Some of the bottles are thick with dust and their capsules chipped. Perished labels reveal dates that scroll back through time: 2006, 1996, 1945, 1830. There's even an amphora dredged from the Mediterranean dated AD100. For many in the wine world the sale marks the end of an era that began in the 1960s when wine was the preserve of the elite and Britons drank on average just a third of a glass a week. Between then and now, Johnson's annual pocket wine guide, featuring hundred of bite-sized verdicts, has sold 12m copies, his World Atlas of Wine, first published in 1971, has sold close to 4m and wine consumption in the UK has increased twelvefold. For the wine critic Jancis Robinson it is "rather poignant and sad" that her friend is selling up. She said Johnson's "very personal collection acquired to drink rather than sell" was a rebuke to the growing trend among rich investors of warehousing wine for profit. Johnson is among a small group who are believed to have tasted the oldest wine ever – a 1540 Steinwein from Germany.
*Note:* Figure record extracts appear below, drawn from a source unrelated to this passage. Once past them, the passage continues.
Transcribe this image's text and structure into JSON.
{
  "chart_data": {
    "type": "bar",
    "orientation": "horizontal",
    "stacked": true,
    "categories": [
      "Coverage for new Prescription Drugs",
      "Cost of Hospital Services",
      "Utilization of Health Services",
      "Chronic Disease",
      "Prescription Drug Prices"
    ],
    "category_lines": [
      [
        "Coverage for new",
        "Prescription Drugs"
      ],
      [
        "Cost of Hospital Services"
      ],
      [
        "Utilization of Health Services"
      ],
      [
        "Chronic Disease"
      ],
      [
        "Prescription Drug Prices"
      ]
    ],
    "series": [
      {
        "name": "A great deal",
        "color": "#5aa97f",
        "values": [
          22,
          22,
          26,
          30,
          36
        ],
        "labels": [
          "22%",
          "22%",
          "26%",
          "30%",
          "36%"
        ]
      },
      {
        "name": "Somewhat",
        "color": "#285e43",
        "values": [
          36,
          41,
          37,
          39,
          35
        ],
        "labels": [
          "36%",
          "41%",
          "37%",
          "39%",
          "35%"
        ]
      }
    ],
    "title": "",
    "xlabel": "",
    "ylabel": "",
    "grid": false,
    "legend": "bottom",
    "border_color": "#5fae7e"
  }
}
"The sugars created by the sunshine in the summer of 1540 were there and that was miraculous," he recalled. "There is only one bottle left and the owner says he won't open it which is stupid." Johnson has also been credited with bringing a good drop to the masses. He advised British Airways on how to deliver better wine at 35,000ft and started the first newspaper wine club at the Sunday Times in the 1970s. He was among the first to push the credentials of the new world wines that now fill supermarket shelves. In 1976 he established the Zinfandel Club to promote California and he declared an Australian wine, Penfolds Grange, the equal of a top Bordeaux. Sitting among his bottles for one last time he reflects on how the wine world has changed. In 2006 he spoke out against rising alcohol levels reaching 15%, which he described as thick "steroid-driven muscle" and "boring". It was part of a long-running battle with his US rival, the critic Robert Parker, whose highly influential scores out of 100 based in part on his love of powerful, fruit-driven wines, reshaped the wine market.
Now with more lower alcohol wines on the shelves, Johnson feels the fight is swinging his way. More attention should be paid too to English sparkling wine, which he said "can go up there with really good-quality champagne". There are battles still to fight. He can't understand why Brussels won't allow more wine to be bottled in 50cl formats, especially champagne which goes flat if left unfinished. It is a more realistic dose and "stimulates without overdoing it", he argues. (His trick for avoiding hangovers: sniff lots and sip a little). Before he leaves his lifetime's collection, there's a moment for a last sniff and sip. He uncorks a bottle of Tokaji, a sweet and golden Hungarian wine from a famous vineyard he helped rehabilitate in 1990, swirls and inhales its musty aroma. "Wine connects man and nature and time in a way nothing else does," he said. "In a bottle of wine you have an identity created by a craftsman with materials at his disposal, which include the weather.